CEDH | NALETILIC contre la CROATIE


[TRADUCTION]
EN FAIT
Citoyen croate né en 1946, le requérant [M. Mladen Naletilić] se trouve actuellement en détention au quartier pénitentiaire du Tribunal pénal international pour l’ex-Yougoslavie (TPIY) à La Haye, Pays-Bas. Devant la Cour, il est représenté par M. K. Krsink, un avocat de Zagreb (Croatie).
Les faits de la cause, tels que présentés par le requérant, peuvent se résumer ainsi.
A l’époque où il a soumis sa requête à la Cour, le requérant se trouvait au pénitencier de Zagreb, à l’hôpital pour détenus, dans le cadre de

la procédure pénale en cours contre lui devant le tribunal départemental de Zagreb (...

[TRADUCTION]
EN FAIT
Citoyen croate né en 1946, le requérant [M. Mladen Naletilić] se trouve actuellement en détention au quartier pénitentiaire du Tribunal pénal international pour l’ex-Yougoslavie (TPIY) à La Haye, Pays-Bas. Devant la Cour, il est représenté par M. K. Krsink, un avocat de Zagreb (Croatie).
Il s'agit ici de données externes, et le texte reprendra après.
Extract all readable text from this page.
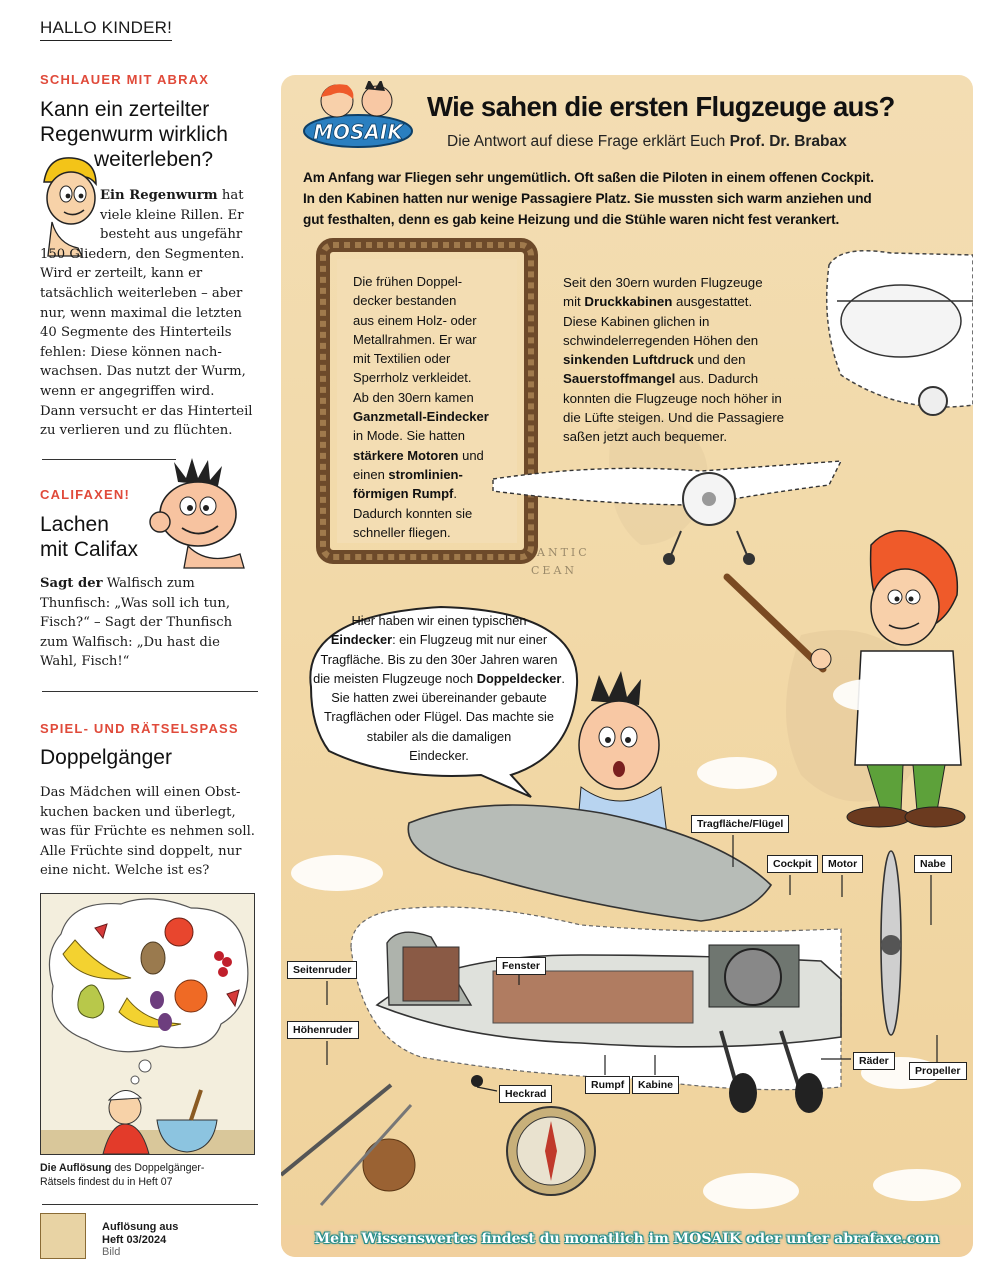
HALLO KINDER!
SCHLAUER MIT ABRAX
Kann ein zerteilter
Regenwurm wirklich
weiterleben?
Ein Regenwurm hat
viele kleine Rillen. Er
besteht aus ungefähr
150 Gliedern, den Segmenten.
Wird er zerteilt, kann er
tatsächlich weiterleben – aber
nur, wenn maximal die letzten
40 Segmente des Hinterteils
fehlen: Diese können nach-
wachsen. Das nutzt der Wurm,
wenn er angegriffen wird.
Dann versucht er das Hinterteil
zu verlieren und zu flüchten.
CALIFAXEN!
Lachen
mit Califax
Sagt der Walfisch zum
Thunfisch: „Was soll ich tun,
Fisch?“ – Sagt der Thunfisch
zum Walfisch: „Du hast die
Wahl, Fisch!“
SPIEL- UND RÄTSELSPASS
Doppelgänger
Das Mädchen will einen Obst-
kuchen backen und überlegt,
was für Früchte es nehmen soll.
Alle Früchte sind doppelt, nur
eine nicht. Welche ist es?
Die Auflösung des Doppelgänger-
Rätsels findest du in Heft 07
Auflösung aus
Heft 03/2024
Bild
MOSAIK
Wie sahen die ersten Flugzeuge aus?
Die Antwort auf diese Frage erklärt Euch Prof. Dr. Brabax
Am Anfang war Fliegen sehr ungemütlich. Oft saßen die Piloten in einem offenen Cockpit.
In den Kabinen hatten nur wenige Passagiere Platz. Sie mussten sich warm anziehen und
gut festhalten, denn es gab keine Heizung und die Stühle waren nicht fest verankert.
Die frühen Doppel-
decker bestanden
aus einem Holz- oder
Metallrahmen. Er war
mit Textilien oder
Sperrholz verkleidet.
Ab den 30ern kamen
Ganzmetall-Eindecker
in Mode. Sie hatten
stärkere Motoren und
einen stromlinien-
förmigen Rumpf.
Dadurch konnten sie
schneller fliegen.
Seit den 30ern wurden Flugzeuge
mit Druckkabinen ausgestattet.
Diese Kabinen glichen in
schwindelerregenden Höhen den
sinkenden Luftdruck und den
Sauerstoffmangel aus. Dadurch
konnten die Flugzeuge noch höher in
die Lüfte steigen. Und die Passagiere
saßen jetzt auch bequemer.
ANTIC
CEAN
Hier haben wir einen typischen
Eindecker: ein Flugzeug mit nur einer
Tragfläche. Bis zu den 30er Jahren waren
die meisten Flugzeuge noch Doppeldecker.
Sie hatten zwei übereinander gebaute
Tragflächen oder Flügel. Das machte sie
stabiler als die damaligen
Eindecker.
Tragfläche/Flügel
Cockpit	Motor	Nabe
Seitenruder	Fenster
Höhenruder
Räder
Propeller
Heckrad
Rumpf	Kabine
Mehr Wissenswertes findest du monatlich im MOSAIK oder unter abrafaxe.com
Les faits de la cause, tels que présentés par le requérant, peuvent se résumer ainsi.
A l’époque où il a soumis sa requête à la Cour, le requérant se trouvait au pénitencier de Zagreb, à l’hôpital pour détenus, dans le cadre de la procédure pénale en cours contre lui devant le tribunal départemental de Zagreb (Županijski sud u Zagrebu) pour enlèvement, meurtre et participation à un groupe ayant commis un crime.
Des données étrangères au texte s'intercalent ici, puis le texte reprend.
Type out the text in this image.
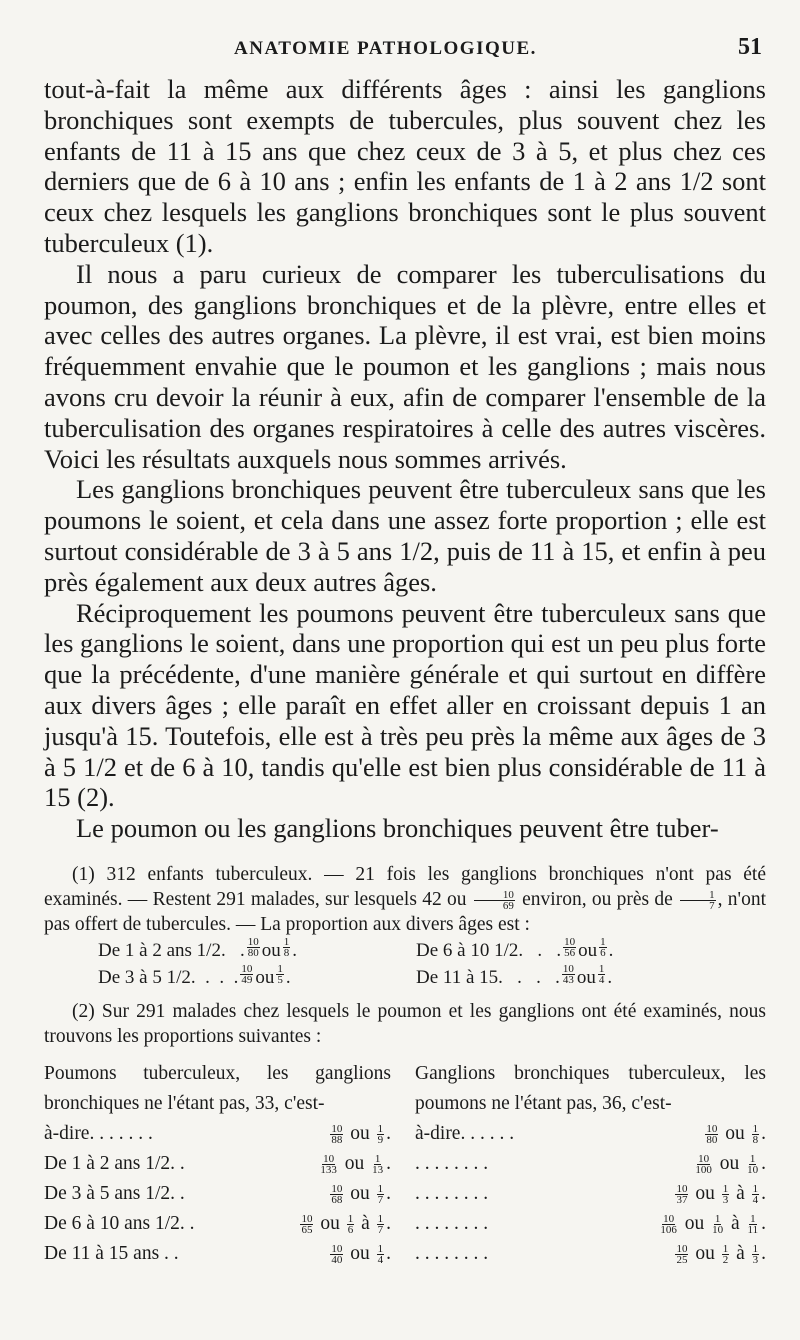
ANATOMIE PATHOLOGIQUE.	51

tout-à-fait la même aux différents âges : ainsi les ganglions bronchiques sont exempts de tubercules, plus souvent chez les enfants de 11 à 15 ans que chez ceux de 3 à 5, et plus chez ces derniers que de 6 à 10 ans ; enfin les enfants de 1 à 2 ans 1/2 sont ceux chez lesquels les ganglions bronchiques sont le plus souvent tuberculeux (1).

Il nous a paru curieux de comparer les tuberculisations du poumon, des ganglions bronchiques et de la plèvre, entre elles et avec celles des autres organes. La plèvre, il est vrai, est bien moins fréquemment envahie que le poumon et les ganglions ; mais nous avons cru devoir la réunir à eux, afin de comparer l'ensemble de la tuberculisation des organes respiratoires à celle des autres viscères. Voici les résultats auxquels nous sommes arrivés.

Les ganglions bronchiques peuvent être tuberculeux sans que les poumons le soient, et cela dans une assez forte proportion ; elle est surtout considérable de 3 à 5 ans 1/2, puis de 11 à 15, et enfin à peu près également aux deux autres âges.

Réciproquement les poumons peuvent être tuberculeux sans que les ganglions le soient, dans une proportion qui est un peu plus forte que la précédente, d'une manière générale et qui surtout en diffère aux divers âges ; elle paraît en effet aller en croissant depuis 1 an jusqu'à 15. Toutefois, elle est à très peu près la même aux âges de 3 à 5 1/2 et de 6 à 10, tandis qu'elle est bien plus considérable de 11 à 15 (2).

Le poumon ou les ganglions bronchiques peuvent être tuber-

(1) 312 enfants tuberculeux. — 21 fois les ganglions bronchiques n'ont pas été examinés. — Restent 291 malades, sur lesquels 42 ou $\frac{10}{69}$ environ, ou près de $\frac{1}{7}$ , n'ont pas offert de tubercules. — La proportion aux divers âges est :

De 1 à 2 ans 1/2.   . $\frac{10}{80}$ ou $\frac{1}{8}$ .	De 6 à 10 1/2.   .   . $\frac{10}{56}$ ou $\frac{1}{6}$ .
De 3 à 5 1/2.  .  .  . $\frac{10}{49}$ ou $\frac{1}{5}$ .	De 11 à 15.   .   .   . $\frac{10}{43}$ ou $\frac{1}{4}$ .

(2) Sur 291 malades chez lesquels le poumon et les ganglions ont été examinés, nous trouvons les proportions suivantes :

Poumons tuberculeux, les ganglions bronchiques ne l'étant pas, 33, c'est-
à-dire. . . . . . .	$\frac{10}{88}$ ou $\frac{1}{9}$ .
De 1 à 2 ans 1/2. .	$\frac{10}{133}$ ou $\frac{1}{13}$ .
De 3 à 5 ans 1/2. .	$\frac{10}{68}$ ou $\frac{1}{7}$ .
De 6 à 10 ans 1/2. .	$\frac{10}{65}$ ou $\frac{1}{6}$ à $\frac{1}{7}$ .
De 11 à 15 ans . .	$\frac{10}{40}$ ou $\frac{1}{4}$ .
Ganglions bronchiques tuberculeux, les poumons ne l'étant pas, 36, c'est-
à-dire. . . . . .	$\frac{10}{80}$ ou $\frac{1}{8}$ .
. . . . . . . .	$\frac{10}{100}$ ou $\frac{1}{10}$ .
. . . . . . . .	$\frac{10}{37}$ ou $\frac{1}{3}$ à $\frac{1}{4}$ .
. . . . . . . .	$\frac{10}{106}$ ou $\frac{1}{10}$ à $\frac{1}{11}$ .
. . . . . . . .	$\frac{10}{25}$ ou $\frac{1}{2}$ à $\frac{1}{3}$ .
Le 21 décembre 1998, le TPIY accusa le requérant de crimes contre l’humanité, infractions graves aux Conventions de Genève et violations des lois ou coutumes de la guerre, retenant dix-sept chefs dans son acte d’accusation.
Le 1er septembre 1999, le tribunal départemental de Zagreb ordonna de livrer le requérant au TPIY. La Cour suprême et la Cour constitutionnelle, saisies par le requérant, confirmèrent cette décision.
Le 15 octobre 1999, le requérant soumit à la Cour une demande en vertu de l’article 39 du règlement, que le président de la quatrième section rejeta par une décision de la même date.
Le requérant se trouve actuellement en détention au quartier pénitentiaire du TPIY de La Haye, aux Pays-Bas, dans le cadre de la procédure pénale ouverte contre lui.
GRIEFS
Sur le terrain de l’article 6 § 1 de la Convention, le requérant se plaint de ce que son extradition vers le TPIY entraînerait obligatoirement la suspension de la procédure pénale en cours en Croatie, ce qui emporterait violation de son droit d’être jugé dans un délai raisonnable.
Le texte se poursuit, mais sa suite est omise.